Its tempting to ask when food got so political, but its probably always been. More new is the idea that the food choices we make are moral choices. So buying organic equals good, not buying organic equals bad. The philosopher in me thinks that this is just too simplistic, and very confused from a moral point of view.

Organic produce from a supermarket may help you in that you aren't injesting pesticides and fertilisers on such a grand scale, but it doesn't guarentee less food miles, less packaging, or a fair price for the producer.
On the other hand non-organic produce from the famers market, or even the local grocer may well be less packaged, and have travelled less far, though its likely to have been sprayed. My point is that organic produce may well be a good choice from a self-centred point of view - I get to eat less pesticides - and may have some benefits in that land is not so intensively farmed. But it doesn't guarentee anything on what seem to me issues which affect everyone: food miles and packaging; much less guarentee a fair price for the farmer. These, it seems to me, are real moral issues, in that their outcomes affect others, not just myself. It seems to me that if we're going to get moral about food, we need to look at the complexity of the issues, because like most moral issues, it isn't simple. You only have to look at 'organic' salmon to see that.

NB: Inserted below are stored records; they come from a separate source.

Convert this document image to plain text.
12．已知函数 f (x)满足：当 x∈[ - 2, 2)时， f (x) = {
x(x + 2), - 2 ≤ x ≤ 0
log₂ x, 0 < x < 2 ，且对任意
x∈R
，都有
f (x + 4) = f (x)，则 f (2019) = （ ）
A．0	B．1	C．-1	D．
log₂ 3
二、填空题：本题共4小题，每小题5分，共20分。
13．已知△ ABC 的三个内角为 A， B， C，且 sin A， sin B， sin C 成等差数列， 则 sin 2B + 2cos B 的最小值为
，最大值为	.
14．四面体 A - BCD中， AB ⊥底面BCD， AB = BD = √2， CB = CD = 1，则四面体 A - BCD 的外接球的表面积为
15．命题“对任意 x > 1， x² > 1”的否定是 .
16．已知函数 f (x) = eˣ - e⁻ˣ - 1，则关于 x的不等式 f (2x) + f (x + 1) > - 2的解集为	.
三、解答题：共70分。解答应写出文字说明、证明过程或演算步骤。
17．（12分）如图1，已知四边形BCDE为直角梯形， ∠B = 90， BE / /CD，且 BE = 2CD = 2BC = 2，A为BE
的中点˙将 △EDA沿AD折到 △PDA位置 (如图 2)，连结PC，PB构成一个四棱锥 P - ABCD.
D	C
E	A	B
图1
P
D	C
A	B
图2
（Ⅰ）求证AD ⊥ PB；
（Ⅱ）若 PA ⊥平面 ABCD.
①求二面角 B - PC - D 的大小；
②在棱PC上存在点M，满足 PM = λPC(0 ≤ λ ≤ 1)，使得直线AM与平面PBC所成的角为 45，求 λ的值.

Still, I think what makes me happiest about the veg box is not knowing what I'm going to get. I went to the farmers market yesterday and bought a big bunch of tightly packed purple sprouting. But it didn't make nearly as happy as the big box of surprises which arrived today. Lovely little tightly packed fennel, paper skinned shallots, brocolli, and leeks among the root vegetables.

And just like that all my doubts fell away...

1 comment:

Anonymous said...

How about trying a small local scheme instead of Riverford/River Nene etc?

Only Organic or Veg in Clover spring to mind.